The VA Form 21-8940 is crucial for veterans claiming increased compensation based on unemployability due to service-connected disabilities. However, several misconceptions can lead to confusion. Here are four common misunderstandings about this form:

  • Misconception 1: "You must be completely disabled to file this form."
  • Many believe that total disability is necessary to apply for benefits using this form. In reality, you can qualify if your service-connected disabilities prevent you from securing or maintaining any substantial gainful employment, even if you are not entirely unable to work.

  • Misconception 2: "The form can only be completed by hand."
  • Some individuals think they can only fill out this form on paper. This is incorrect; you have the option to complete the form online, which can simplify the process and help ensure legibility.

  • Misconception 3: "Once submitted, you cannot make any changes."
  • This form is not set in stone after submission. You can provide additional information or make corrections later. Just ensure that any updates are communicated appropriately to the VA, especially if they impact your claim.
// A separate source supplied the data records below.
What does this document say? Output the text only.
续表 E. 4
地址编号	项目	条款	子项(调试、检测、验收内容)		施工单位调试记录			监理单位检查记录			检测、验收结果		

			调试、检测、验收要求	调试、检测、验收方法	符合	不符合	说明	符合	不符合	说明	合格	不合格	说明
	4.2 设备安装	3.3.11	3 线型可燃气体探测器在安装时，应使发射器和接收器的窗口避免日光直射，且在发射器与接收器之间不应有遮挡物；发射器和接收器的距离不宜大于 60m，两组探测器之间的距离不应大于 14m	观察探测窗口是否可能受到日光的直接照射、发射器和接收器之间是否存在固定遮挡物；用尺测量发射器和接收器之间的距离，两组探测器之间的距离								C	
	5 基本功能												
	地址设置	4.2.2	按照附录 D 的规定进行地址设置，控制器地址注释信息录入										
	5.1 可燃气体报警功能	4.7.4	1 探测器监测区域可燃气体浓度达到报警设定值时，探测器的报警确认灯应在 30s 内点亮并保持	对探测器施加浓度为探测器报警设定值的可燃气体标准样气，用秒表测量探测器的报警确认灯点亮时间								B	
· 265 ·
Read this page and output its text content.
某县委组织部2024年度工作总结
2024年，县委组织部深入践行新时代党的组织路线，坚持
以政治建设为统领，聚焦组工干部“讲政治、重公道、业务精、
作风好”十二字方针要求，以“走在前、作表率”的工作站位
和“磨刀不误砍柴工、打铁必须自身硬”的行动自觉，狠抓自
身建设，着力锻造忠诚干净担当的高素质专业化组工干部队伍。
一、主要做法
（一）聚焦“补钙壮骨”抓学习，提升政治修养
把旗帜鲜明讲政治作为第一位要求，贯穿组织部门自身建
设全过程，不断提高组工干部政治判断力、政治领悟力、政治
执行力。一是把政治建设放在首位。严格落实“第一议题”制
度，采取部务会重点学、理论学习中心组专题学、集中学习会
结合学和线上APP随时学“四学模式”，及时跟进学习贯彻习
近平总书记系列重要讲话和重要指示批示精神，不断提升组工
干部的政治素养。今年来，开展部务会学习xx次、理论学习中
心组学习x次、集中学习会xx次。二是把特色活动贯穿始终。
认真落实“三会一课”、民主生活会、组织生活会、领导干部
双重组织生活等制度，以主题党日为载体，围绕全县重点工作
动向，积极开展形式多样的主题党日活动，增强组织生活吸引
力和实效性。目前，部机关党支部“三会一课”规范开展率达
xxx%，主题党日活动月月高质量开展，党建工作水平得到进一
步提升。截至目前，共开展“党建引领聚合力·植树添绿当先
  • Misconception 4: "Filing this form guarantees approval of benefits."
  • While the form is essential for initiating your claim, it does not guarantee that benefits will be awarded. The VA will review the submitted information along with medical and employment records to determine eligibility.

Key takeaways

  • Form Purpose: VA Form 21-8940 is used to claim compensation benefits based on unemployability due to a service-connected disability.
  • Follow Instructions: Fill out all sections fully and accurately to avoid delays in processing.
  • Identification Information: Provide your name, social security number, and VA file number in Section I.
  • Disability Details: Clearly state what service-connected disability prevents you from working in Section II.
  • Employment History: List all employers and types of work for the past five years in Section III.
  • Provide Treatment Dates: Indicate any doctor's treatment and hospitalization dates accurately.
  • Income Information: Report your total earned income for the past 12 months.
  • Education and Training: Record your highest completed education and any training received before or after becoming disabled.
  • Remarks Section: Use Section V to provide additional relevant information that may support your claim.
  • Signature Requirement: Ensure to sign and date the form. If you mark the form, it requires two witnesses.